«Esiste un cerimoniale da seguire: anche se cambiano i tempi, il principio del bon ton non può cambiare, è qualcosa che si deve avere dentro». Per il cavaliere della repubblica Mario Petrucci, nonché maestro del lavoro, gran maestro della ristorazione, vicepresidente nazionale e gran cancelliere dell’Associazione maître italiani ristoranti alberghi (Amira), questa è davvero una sacra legge dell’ospitalità, che è capace di spiegare e diffondere con grande garbo ed eleganza durante gli incontri organizzati per l’Amira, anche nell’ambito del percorso di Solidus.
«Vedo con piacere che alle mie conferenze assistono molti giovani, mi fanno domande, s’interessano, e questo significa che potremo tener vivo il bon ton anche se sta diventando piuttosto difficile: un po’ dipende dai datori di lavoro che diminuiscono il personale e quindi le cose si fanno meno bene, più in fretta… Anche se si tenta di modernizzarle, le regole del bon ton esisteranno sempre e saranno sempre un po’ rigide. Non a caso, questo tipo di cerimoniale viene seguito dalle famiglie nobili, dal clero e dai militari. Però tutte le regole hanno una ragione», prosegue Petrucci. «Quando una donna e un uomo entrano insieme in un ristorante, è lui a dover precedere, perché così ha modo con un’occhiata di valutare la situazione, capire quale sia il posto migliore e fare strada. E perché il posto principale a tavola guarda la porta? Ma perché questo permette di vedere per primo un eventuale problema».

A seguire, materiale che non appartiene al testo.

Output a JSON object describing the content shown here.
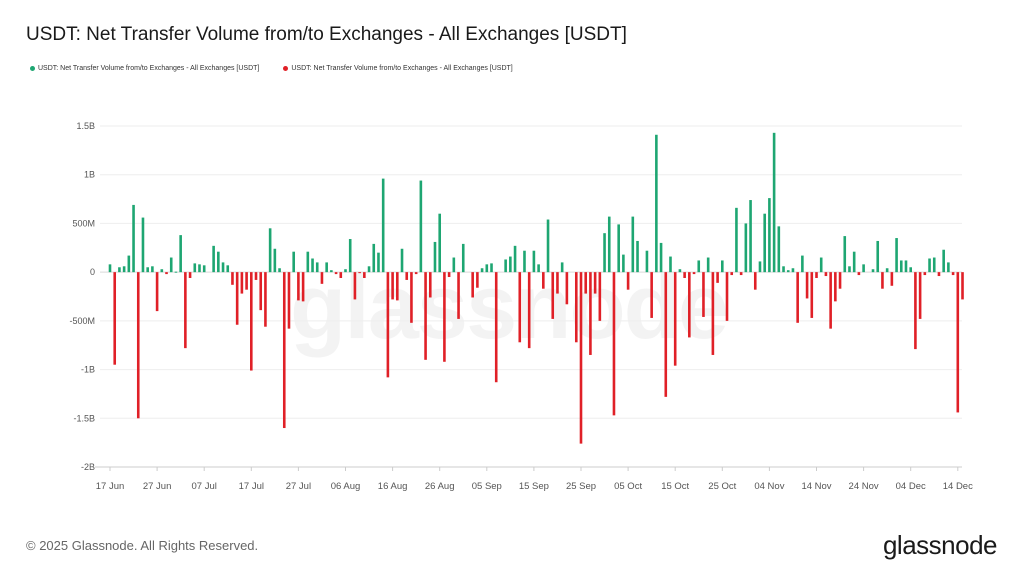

La carriera di Petrucci, nato a Berlino nel 1943, è iniziata dal primo gradino: cameriere nel 1962 all’Hotel Rolex di Riccione, commis de rang nel 1967 al Grand Hotel de Paris di Monte Carlo, caporango lo stesso anno a bordo della Michelangelo; dal 1969 al ’90 c’è Sanremo, dove Petrucci lavora in alberghi e ristoranti amati dai personaggi del Festival, salendo di grado fino a ricoprire il ruolo di maître d’hotel e f&b manager al Grand Hotel et des Anglais, conquistando l’amicizia di persone importanti che nel ’91 lo chiamano al Jolly Hotel Milano Due Segrate come 1° maître. Tredici anni di esperienza al Jolly anche come formatore del personale di compagnia. «Sono partito giovanissimo da una pensione in Romagna, dove ho imparato la manualità. Volevo girare il mondo, quindi ho frequentato una scuola Enalc per procurarmi i titoli necessari, e poco dopo sono salito a bordo delle grandi navi. Ho imparato tre lingue, ho fatto esperienza e infine sono approdato a Monte Carlo, quindi a Sanremo e da lì al Jolly. Nel frattempo ho seguito numerosi master di specializzazione, e nel 1983 sono entrato nell’Amira come fiduciario. Nel ’95 sono stato nominato gran maestro della ristorazione, nel ’96 consigliere nazionale dell’associazione, poi vicepresidente e gran cancelliere. Ora mi piace molto trasmettere qualche segreto ai giovani».
A proposito di segreti, che cosa è veramente importante per un maître? E quali doti deve possedere?
«Deve avere tre qualità, anzi quattro: deve essere duttile, molto educato, conoscere le lingue e capire la psicologia del cliente. In più, direi che deve anche possedere una buona cultura generale e una discreta conoscenza del territorio. Deve vivere il lavoro come una missione perché non ha orari precisi, né feste comandate. Il maître è felice quando fa felici altre persone. In definitiva, l’importante per un maître è sapere di aver svolto un ottimo servizio».